Let $x$ and $y$ be random variables whose probabilities depend on an unknown parameter $\theta$. I am specifically interested in the case that both $x$ and $y$ are Bernoulli, but the question below can also be asked in general. Assuming sufficient regularity, the Fisher information of a set $X$ of random variables about $\theta$ is given by the expression:
$ \mathcal{I}_X(\theta)= -E\left[\left.\frac{\partial^2}{\partial\theta^2}\log f(X;\theta)\,\right|\theta\right]\enspace , $
where $f(X;\theta)$ is the probability density of $X$ conditional on $\theta$.
If $x$ and $y$ are independent, then:
$\mathcal{I}_{x,y}(\theta)= \mathcal{I}_{x}(\theta)+\mathcal{I}_{y}(\theta)\enspace .$
Question: Is it always true (even when $x$ and $y$ are dependent) that $\mathcal{I}_{x,y}(\theta)\leq \mathcal{I}_{x}(\theta)+\mathcal{I}_{y}(\theta)$?

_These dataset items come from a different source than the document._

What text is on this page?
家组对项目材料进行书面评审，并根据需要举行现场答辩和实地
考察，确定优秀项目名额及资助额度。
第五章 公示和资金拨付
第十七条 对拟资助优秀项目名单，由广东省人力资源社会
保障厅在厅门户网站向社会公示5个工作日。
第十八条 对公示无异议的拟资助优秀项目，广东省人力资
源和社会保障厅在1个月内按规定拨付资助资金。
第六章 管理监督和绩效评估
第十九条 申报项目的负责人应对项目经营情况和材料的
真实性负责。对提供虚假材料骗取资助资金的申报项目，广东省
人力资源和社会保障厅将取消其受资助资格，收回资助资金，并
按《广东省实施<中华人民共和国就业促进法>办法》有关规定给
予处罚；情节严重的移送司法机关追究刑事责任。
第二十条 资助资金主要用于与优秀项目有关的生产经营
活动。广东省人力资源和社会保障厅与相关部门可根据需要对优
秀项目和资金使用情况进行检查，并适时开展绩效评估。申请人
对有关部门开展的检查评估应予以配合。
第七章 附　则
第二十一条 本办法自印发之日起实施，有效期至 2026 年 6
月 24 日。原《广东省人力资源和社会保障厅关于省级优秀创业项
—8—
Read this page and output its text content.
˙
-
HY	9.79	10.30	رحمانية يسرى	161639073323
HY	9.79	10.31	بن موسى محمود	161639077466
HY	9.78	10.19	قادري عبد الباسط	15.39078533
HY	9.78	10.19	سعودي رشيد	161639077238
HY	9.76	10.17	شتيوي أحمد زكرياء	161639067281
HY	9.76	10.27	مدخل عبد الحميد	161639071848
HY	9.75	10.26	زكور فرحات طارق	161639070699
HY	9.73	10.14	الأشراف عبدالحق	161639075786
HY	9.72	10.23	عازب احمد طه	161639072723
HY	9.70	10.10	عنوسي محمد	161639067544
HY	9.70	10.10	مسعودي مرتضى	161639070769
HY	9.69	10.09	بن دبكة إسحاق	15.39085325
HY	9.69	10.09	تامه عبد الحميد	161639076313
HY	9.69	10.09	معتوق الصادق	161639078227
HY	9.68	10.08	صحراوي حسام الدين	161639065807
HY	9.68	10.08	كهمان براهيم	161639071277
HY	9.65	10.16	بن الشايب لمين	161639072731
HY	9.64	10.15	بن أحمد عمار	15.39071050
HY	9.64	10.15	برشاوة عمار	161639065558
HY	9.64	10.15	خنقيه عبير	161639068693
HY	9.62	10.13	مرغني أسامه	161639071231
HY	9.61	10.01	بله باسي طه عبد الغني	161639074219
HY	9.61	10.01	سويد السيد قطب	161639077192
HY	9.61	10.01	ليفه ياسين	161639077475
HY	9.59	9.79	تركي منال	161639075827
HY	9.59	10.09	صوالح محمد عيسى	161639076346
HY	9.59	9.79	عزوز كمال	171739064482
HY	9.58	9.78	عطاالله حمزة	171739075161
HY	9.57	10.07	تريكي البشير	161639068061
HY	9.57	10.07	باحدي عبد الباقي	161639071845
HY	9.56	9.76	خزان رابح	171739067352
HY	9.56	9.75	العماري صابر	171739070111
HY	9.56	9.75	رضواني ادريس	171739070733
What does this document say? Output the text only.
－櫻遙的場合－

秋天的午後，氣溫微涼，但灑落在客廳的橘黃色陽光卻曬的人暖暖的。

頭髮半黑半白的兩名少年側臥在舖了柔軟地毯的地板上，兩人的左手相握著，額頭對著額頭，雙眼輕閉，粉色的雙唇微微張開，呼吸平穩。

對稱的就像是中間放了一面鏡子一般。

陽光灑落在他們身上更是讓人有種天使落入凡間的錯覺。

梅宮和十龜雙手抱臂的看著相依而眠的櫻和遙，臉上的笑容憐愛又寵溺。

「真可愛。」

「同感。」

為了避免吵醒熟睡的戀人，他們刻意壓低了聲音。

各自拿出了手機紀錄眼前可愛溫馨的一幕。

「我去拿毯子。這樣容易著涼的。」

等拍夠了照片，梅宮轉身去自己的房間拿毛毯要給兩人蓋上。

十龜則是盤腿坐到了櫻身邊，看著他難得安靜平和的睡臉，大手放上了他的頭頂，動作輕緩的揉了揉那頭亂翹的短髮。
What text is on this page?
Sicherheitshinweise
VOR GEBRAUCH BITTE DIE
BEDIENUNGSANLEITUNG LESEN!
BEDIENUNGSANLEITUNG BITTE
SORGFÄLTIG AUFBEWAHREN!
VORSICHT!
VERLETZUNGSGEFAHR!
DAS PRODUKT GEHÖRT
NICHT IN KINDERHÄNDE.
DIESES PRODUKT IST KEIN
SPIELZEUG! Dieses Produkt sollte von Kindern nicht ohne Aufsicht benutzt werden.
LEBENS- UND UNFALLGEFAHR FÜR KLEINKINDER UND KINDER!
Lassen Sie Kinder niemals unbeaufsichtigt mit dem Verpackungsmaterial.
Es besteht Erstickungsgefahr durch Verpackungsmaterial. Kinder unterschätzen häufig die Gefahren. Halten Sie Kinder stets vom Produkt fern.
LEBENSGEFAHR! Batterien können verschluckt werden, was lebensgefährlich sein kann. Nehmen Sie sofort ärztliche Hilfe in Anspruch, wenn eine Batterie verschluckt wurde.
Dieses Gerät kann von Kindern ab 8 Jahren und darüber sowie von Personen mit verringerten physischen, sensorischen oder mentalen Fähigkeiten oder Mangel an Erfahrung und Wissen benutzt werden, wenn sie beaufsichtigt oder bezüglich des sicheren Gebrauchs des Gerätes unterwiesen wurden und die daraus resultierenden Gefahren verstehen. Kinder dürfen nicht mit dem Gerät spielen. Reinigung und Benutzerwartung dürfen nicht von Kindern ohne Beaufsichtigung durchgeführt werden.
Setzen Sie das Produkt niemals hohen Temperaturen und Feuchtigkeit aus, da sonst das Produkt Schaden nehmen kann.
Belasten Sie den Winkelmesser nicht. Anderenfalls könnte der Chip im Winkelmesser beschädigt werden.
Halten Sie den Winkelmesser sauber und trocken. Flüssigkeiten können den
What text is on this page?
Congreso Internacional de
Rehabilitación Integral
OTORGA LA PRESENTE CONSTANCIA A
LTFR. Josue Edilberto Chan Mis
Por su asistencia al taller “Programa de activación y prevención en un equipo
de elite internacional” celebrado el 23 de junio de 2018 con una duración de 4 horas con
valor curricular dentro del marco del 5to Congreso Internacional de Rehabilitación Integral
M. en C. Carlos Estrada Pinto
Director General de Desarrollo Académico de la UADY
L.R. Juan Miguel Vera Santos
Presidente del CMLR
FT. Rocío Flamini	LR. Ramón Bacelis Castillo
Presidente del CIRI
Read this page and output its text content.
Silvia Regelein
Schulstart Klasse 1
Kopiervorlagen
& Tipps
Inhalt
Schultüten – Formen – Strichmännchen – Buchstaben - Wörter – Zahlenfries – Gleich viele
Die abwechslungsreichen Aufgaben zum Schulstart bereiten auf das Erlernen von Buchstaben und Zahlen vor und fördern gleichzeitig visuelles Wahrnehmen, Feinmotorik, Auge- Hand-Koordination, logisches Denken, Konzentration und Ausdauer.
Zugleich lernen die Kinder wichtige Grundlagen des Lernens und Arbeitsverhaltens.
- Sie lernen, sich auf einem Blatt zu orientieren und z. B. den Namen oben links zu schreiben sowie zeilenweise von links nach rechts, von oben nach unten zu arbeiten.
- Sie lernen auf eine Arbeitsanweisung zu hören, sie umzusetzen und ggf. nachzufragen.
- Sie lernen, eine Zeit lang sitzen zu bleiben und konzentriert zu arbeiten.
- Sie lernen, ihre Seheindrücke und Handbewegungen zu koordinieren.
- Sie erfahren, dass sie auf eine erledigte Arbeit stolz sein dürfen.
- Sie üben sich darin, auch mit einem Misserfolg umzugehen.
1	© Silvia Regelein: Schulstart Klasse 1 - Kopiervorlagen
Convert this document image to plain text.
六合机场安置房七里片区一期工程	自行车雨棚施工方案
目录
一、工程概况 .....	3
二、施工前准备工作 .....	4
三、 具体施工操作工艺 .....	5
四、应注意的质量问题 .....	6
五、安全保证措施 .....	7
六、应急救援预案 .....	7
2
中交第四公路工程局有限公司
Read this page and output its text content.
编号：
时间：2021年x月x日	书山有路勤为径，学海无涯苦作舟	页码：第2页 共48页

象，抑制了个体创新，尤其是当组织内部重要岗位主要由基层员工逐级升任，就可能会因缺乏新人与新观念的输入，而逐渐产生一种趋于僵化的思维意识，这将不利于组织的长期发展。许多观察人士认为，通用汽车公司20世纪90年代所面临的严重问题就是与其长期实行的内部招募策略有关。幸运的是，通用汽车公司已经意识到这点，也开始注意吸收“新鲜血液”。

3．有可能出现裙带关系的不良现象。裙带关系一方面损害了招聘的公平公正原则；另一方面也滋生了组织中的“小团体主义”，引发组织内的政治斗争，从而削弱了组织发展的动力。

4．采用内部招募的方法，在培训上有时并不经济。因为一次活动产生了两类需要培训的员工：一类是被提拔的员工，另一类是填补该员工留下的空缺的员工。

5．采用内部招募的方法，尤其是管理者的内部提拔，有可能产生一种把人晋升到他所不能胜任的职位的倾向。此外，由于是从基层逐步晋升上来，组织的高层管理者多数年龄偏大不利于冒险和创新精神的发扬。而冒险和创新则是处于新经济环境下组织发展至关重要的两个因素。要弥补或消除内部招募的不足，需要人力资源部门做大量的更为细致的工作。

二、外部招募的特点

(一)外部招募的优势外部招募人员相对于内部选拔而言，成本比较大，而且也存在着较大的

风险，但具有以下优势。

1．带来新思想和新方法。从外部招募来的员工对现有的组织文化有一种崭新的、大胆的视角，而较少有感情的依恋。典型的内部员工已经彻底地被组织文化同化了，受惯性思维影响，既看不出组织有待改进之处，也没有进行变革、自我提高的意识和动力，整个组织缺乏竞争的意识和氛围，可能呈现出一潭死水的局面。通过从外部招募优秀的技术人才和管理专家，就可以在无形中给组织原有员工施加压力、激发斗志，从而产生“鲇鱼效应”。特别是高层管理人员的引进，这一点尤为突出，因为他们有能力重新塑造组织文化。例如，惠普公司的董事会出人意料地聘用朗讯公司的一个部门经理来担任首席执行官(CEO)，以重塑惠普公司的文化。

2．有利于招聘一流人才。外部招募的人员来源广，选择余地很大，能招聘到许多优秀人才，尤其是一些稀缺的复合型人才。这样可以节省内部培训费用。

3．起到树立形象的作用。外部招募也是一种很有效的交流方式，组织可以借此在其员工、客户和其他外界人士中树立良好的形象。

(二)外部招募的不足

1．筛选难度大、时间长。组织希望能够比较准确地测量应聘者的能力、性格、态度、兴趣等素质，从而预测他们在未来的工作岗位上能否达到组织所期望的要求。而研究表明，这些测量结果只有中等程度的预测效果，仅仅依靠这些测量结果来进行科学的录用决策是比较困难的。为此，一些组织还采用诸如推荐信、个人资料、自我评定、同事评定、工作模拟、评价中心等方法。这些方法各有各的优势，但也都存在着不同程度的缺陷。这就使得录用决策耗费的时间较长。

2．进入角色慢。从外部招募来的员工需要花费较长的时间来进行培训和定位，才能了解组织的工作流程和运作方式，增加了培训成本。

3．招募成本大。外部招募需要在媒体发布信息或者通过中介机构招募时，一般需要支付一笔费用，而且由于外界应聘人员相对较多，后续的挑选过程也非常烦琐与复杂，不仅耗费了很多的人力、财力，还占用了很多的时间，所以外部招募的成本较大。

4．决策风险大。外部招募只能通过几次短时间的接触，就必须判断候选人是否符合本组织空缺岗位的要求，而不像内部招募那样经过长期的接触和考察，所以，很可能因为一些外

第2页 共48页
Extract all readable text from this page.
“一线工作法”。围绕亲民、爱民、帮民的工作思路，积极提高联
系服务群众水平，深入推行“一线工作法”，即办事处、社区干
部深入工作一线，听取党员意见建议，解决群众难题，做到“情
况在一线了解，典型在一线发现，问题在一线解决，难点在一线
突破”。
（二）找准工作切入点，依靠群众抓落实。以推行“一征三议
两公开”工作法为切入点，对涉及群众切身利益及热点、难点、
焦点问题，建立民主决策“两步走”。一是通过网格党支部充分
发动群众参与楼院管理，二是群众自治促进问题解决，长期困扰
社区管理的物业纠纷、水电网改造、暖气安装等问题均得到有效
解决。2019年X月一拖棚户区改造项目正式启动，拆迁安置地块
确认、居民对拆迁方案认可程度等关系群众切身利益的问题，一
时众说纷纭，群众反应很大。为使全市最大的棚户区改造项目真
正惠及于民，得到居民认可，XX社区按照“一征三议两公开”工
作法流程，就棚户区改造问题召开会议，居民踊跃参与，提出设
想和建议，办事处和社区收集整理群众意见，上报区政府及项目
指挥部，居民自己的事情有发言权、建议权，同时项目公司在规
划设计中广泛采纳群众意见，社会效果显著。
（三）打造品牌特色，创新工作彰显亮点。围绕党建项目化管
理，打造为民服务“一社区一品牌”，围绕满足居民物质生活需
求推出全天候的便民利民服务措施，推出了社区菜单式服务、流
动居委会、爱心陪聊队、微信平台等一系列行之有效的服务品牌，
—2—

My intuition from Shannon information tells me that surely this is so- if you have a coin, and you toss it once, your optimal strategy for the second toss is surely just to toss it again. But I've been unable to find a proof for this, and the analysis gets very complicated very fast when I try to prove this "subadditivity" property analytically.
Question: Do you have a reference for this property?